«On pourrait rester assis là et je vous raconterais des histoires d’horreur jusqu’à demain matin», lance Annie. Cette infirmière de 48 ans travaille depuis 12 ans à l’hôpital Maisonneuve-Rosemont. Après avoir essayé des «multitudes de choses», elle n’y croit plus. Elle a donné sa démission pour décembre.
Bien que non syndiquée, Annie faisait partie de la centaine de professionnels de la santé qui s’étaient rassemblés ce jeudi devant l’hôpital Maisonneuve-Rosemont, à l’appel de la Fédération interprofessionnelle de la santé du Québec-Syndicat des professionnel(le)s en soins de l’Est-de-l’Île de Montréal (FIQ-SPSESTIM).
L’objet de cette manifestation était de «dénoncer la situation insoutenable que vivent les professionnelles en soins de l’Est-de-l’Île de Montréal», expliquait la FIQ-SPSESTIM dans un communiqué.

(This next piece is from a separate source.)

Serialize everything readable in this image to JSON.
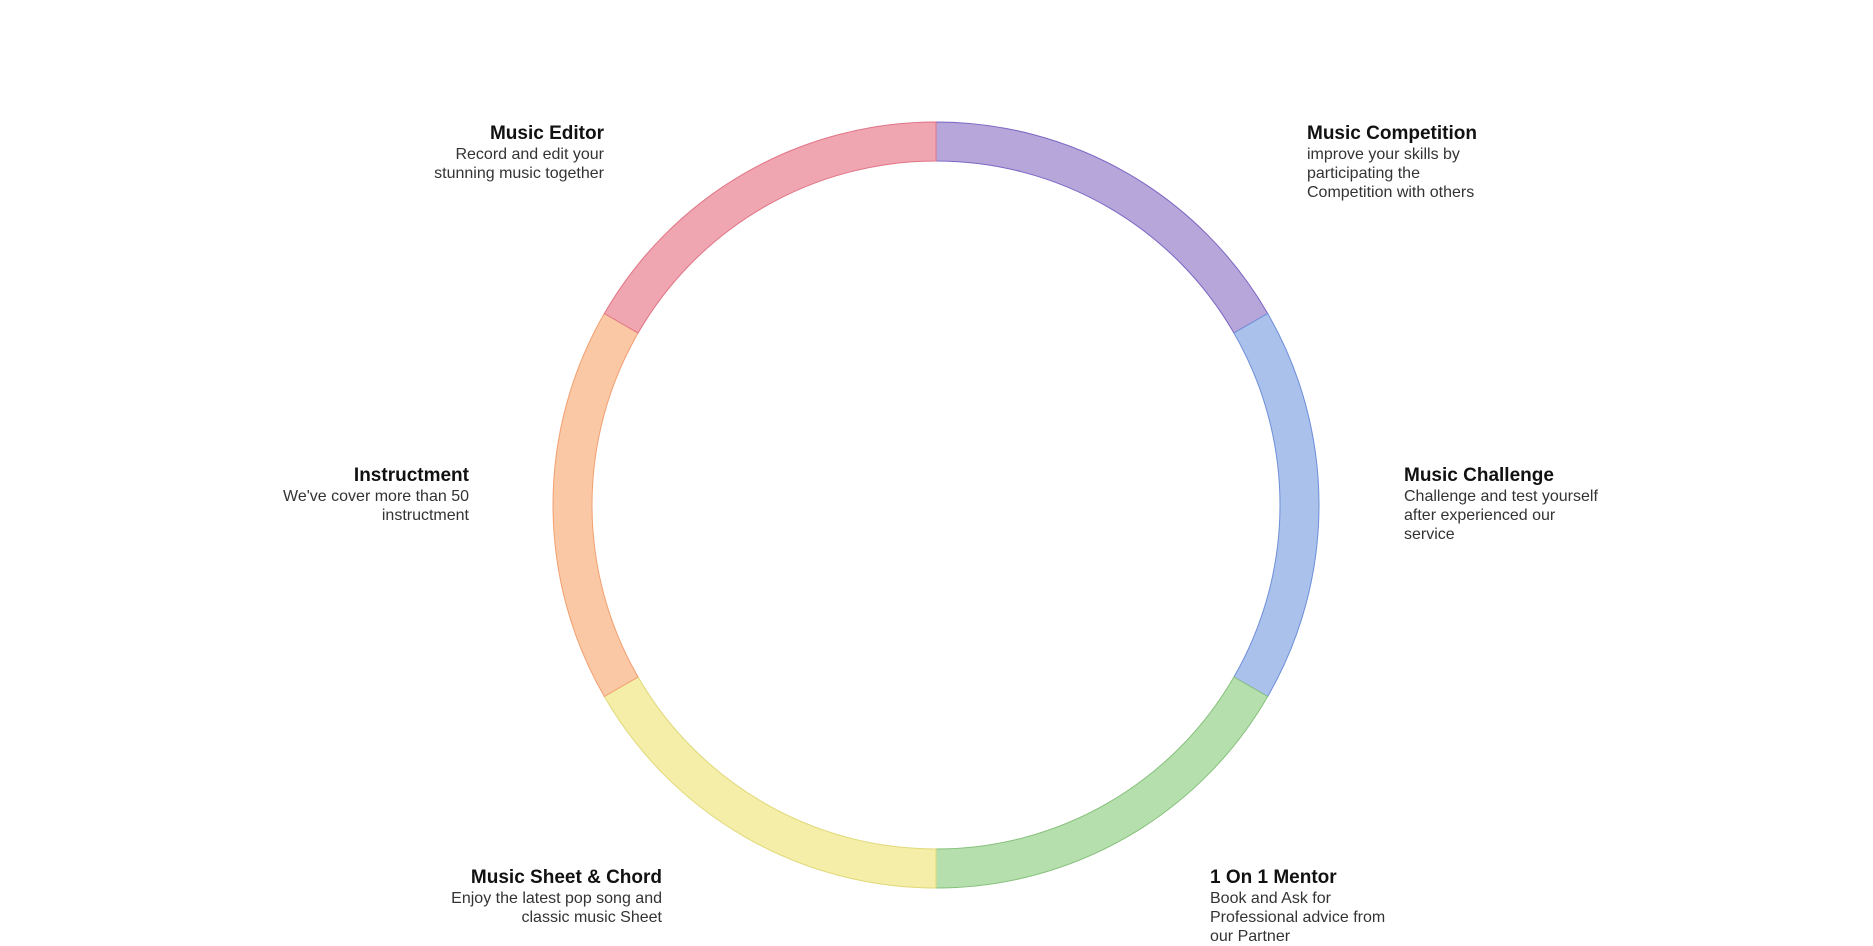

«Il y a un réel problème de lits qui ne nous permet pas de monter les patients rapidement. On a perdu 136 lits dans l’est ces dernières années; cela a un effet direct sur les urgences», explique à Métro le président de la FIQ-SPSESTIM, Denis Cloutier.
Un constat que partage Annie, qui travaille justement dans ce service. «On a besoin d’énormément d’effectifs; il manque 20 à 30 infirmières le soir. Depuis la pandémie, 68 infirmières ont quitté les urgences», affirme-t-elle.
Problème de rétention de personnel
Les professionnelles en soin et les syndicats redoutent que les prochaines semaines soient «castastrophiques avec les débordements réguliers de l’urgence et la fermeture de nombreux lits d’hospitalisation à cause du manque de personnel», insiste la FIQ-SPSESTIM.
Selon Annie, cela fait déjà sept ans, soit depuis la réforme Barrette et la cure d’austérité, que ça ne va pas bien.
Quand j’ai commencé ici, il y avait une très belle qualité des soins. Elle s’est dégradée par manque de préposés et d’infirmières à plein temps plein
Annie, infirmière depuis 12 ans à l’hôpital Maisonneuve-Rosemont
«Quand j’ai commencé ici, il y avait une très belle qualité des soins. Elle s’est dégradée par manque de préposés et d’infirmières à plein temps plein», analyse l’infirmière.
Il y a peu de temps, elle a dû demander au syndicat d’intervenir après avoir enchaîné un samedi et un dimanche à 16h de travail continu. «J’avais dormi trois heures au total», relate-t-elle.
La vocation se perdrait du fait des mauvaises conditions de travail. Le salaire et les horaires poussent de plus en plus d’infirmières à pousser la porte des CLSC et autres agences de santé plutôt que de rejoindre l’hôpital et ses services d’urgence en surcapacité.
«J’ai vu des jeunes en train de pleurer, on les met à des niveaux d’anxiété inacceptables. Je les aide, j’avais une belle équipe. […] Aujourd’hui, j’ai perdu beaucoup de mes protégés», poursuit la professionnelle de santé.
Beaucoup d’entre eux sont notamment parti en raison des heures supplémentaires obligatoires.
Un plan à venir
Ce que craignent les professionnelles, c’est que cette réalité qui touche les hôpitaux ait une grave incidence sur la santé des patients.
Ce que demande entre autres la FIQ, c’est une loi sur les ratios professionnels/patients, «pour travailler dans des conditions optimales et donner des soins sécuritaires à la patientèle», souligne Julie Bouchard, présidente de la Fédération.
Les «primes COVID» et mesures incitatives adressées aux personnels hospitaliers seront arrêtées. C’est dans ce cadre-là que la FIQ-SPSESTIM réclame au ministère de la Santé un plan immédiat afin de pouvoir «passer à travers l’été».
Le Centre intégré universitaire de santé et de services sociaux (CIUSSS) de l’Est-de-l’Île-de-Montréal assure qu’un plan de gestion des effectifs pour la saison estivale est en cours d’élaboration et sera présenté sous peu aux employés.
Il y voit également deux facteurs principaux à la situation actuelle. Le premier, c’est que l’hôpital Maisonneuve-Rosemont «dessert 26% de la population de Montréal mais a seulement 17% des lits disponibles pour l’ensemble du territoire». De plus, l’établissement reçoit un nombre d’ambulances «plus important que la quote-part prévue».
Outre le plan de gestion, le CIUSSS-EMTL indique que la livraison du nouvel hôpital, attendu dans environ 8 ans, devrait fournir 200 nouveaux lits. Sur le terrain, les professionnels et syndicalistes, eux, estiment que le Ministère et la direction vivent «dans un monde de licornes», à l’image de leur mascotte.